Ccnl Rsa Aiop, domani lo sciopero nazionale. Nel Lazio lavoratori in piazza sotto la sede della Regione

Ccnl Rsa Aiop, domani lo sciopero nazionale. Nel Lazio lavoratori in piazza sotto la sede della Regione

Ccnl Rsa Aiop, domani lo sciopero nazionale. Nel Lazio lavoratori in piazza sotto la sede della Regione
Cgil, Cisl e Uil chiedono “subito un contratto vero per cancellare dumping e sfruttamento”. E alla Regione, a cui fa capo il sistema sanitario regionale, dicono: “Rivaluti le tariffe e prenda posizione: niente accreditamento a chi non rispetta i lavoratori”.

“La pazienza è finita”. Con queste parole la Cgil, Cigl e Uil del Lazio annunciano la manifestazione di domani mattina sotto la Regione, dove lavoratrici e i lavoratori delle residenze sanitarie assistenziali del Lazio incroceranno le braccia per lo sciopero nazionale indetto dalle federazioni di categoria di Cgil Cisl e Uil.
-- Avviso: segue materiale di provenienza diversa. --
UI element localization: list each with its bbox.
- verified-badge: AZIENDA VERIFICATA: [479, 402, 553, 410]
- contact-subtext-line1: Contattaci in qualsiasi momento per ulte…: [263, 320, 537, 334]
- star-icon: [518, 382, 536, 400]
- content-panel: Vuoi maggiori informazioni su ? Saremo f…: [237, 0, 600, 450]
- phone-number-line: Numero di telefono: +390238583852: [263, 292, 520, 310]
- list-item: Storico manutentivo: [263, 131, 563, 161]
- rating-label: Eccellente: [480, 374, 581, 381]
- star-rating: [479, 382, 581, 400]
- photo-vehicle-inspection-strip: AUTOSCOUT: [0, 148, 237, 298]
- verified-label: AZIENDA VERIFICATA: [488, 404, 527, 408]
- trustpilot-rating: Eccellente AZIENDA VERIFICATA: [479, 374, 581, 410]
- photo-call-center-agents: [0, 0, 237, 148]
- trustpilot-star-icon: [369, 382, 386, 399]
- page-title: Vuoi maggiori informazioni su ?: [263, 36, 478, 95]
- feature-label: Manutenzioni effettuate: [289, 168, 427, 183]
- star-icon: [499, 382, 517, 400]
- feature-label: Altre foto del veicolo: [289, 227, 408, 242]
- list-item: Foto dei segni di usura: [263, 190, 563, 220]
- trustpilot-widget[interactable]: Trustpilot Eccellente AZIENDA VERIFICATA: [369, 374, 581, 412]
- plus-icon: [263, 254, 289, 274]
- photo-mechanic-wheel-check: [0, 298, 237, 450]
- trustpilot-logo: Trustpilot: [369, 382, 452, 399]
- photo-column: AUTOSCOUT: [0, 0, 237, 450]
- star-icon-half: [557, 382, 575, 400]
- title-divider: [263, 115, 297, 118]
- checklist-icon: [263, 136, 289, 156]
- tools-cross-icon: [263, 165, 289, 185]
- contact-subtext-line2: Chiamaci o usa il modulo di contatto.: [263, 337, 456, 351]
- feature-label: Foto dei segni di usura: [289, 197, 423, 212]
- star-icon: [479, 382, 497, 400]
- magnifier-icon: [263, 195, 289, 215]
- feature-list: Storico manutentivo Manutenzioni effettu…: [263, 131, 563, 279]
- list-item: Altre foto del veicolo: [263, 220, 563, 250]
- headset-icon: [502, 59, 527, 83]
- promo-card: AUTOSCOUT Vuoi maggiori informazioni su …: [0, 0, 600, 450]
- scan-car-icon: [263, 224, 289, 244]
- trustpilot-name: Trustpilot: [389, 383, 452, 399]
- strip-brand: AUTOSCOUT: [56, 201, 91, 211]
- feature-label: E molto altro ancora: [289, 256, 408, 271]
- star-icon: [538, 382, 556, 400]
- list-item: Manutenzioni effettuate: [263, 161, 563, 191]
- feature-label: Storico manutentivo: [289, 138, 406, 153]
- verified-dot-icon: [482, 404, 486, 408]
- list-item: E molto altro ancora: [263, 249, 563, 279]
“Questa è una battaglia per la dignità di chi lavora ogni giorno per garantire cura e assistenza alla persone, di chi mette il proprio impegno e la propria professionalità a disposizione dei più fragili, di chi svolge un servizio pubblico senza che siano riconosciuti il giusto salario, i giusti diritti, le giuste condizioni di lavoro”, scandiscono im una nota Giancarlo Cenciarelli, Giancarlo Cosentino e Sandro Bernardini, vertici regionali di Fp Cgil Roma e Lazio, Cisl Fp Lazio e Uil Fpl Roma e Lazio. “Siamo di fronte ad una autentica vergogna – continua la nota sindacale – con l’associazione datoriale Aiop che in spregio agli accordi sottoscritti, continua a negare il diritto ad un vero contratto. Bisogna mettere la parola fine al dumping, ai contratti pirata e allo sfruttamento del lavoro. E riconoscere a tutti gli operatori delle Rsa un Ccnl che sia sottoscritto con le organizzazioni sindacali più rappresentative e che garantisca i lavoratori”.

Per i sindacati confederali, in questo duro confronto neanche la regione Lazio, a cui fa capo il sistema sanitario regionale, può rimanere “chiusa nell’inerzia”, ma al contrario “deve assumere una posizione di garante delle regole”: “Da un lato deve prendere iniziative per rivalutare tariffe e risorse per consentire a chi svolge da privato un servizio pubblico importante per la collettività e, dall’altro, deve assumersi la propria responsabilità e farsi parte attiva nella vertenza. Stiamo parlando – proseguono Cosentino, Cenciarelli e Bernardini – di lavoratrici e lavoratori che durante la pandemia hanno svolto un ruolo decisivo e pagato un prezzo altissimo per tutelare la comunità. Personale altamente qualificato che lavora in strutture private ma rappresenta un pilastro decisivo del sistema pubblico, finanziato anche attraverso il bilancio regionale. Al presidente Francesco Rocca lo ripetiamo chiaro e tondo: niente accreditamento agli imprenditori disonesti che non rispettano i lavoratori».

L’appuntamento con lavoratori e cittadinanza è mercoledì 27 settembre sotto la sede della Regione Lazio, in via Oderico da Pordenone alle ore 10.

“Saremo, insieme alle segreterie nazionali di Fp Cgil Cisl Fp e Uil Fpl, – concludono i segretari Cenciarelli, Cosentino e Bernardini – sotto la sede della Regione Lazio per una grande manifestazione di protesta. Noi non arretreremo di un millimetro. La nostra mobilitazione non si fermerà fino alla firma di un nuovo contratto Rsa Aiop che garantisca uguali condizioni a tutti i dipendenti del settore: stesso lavoro, stesso salario, stessi diritti”.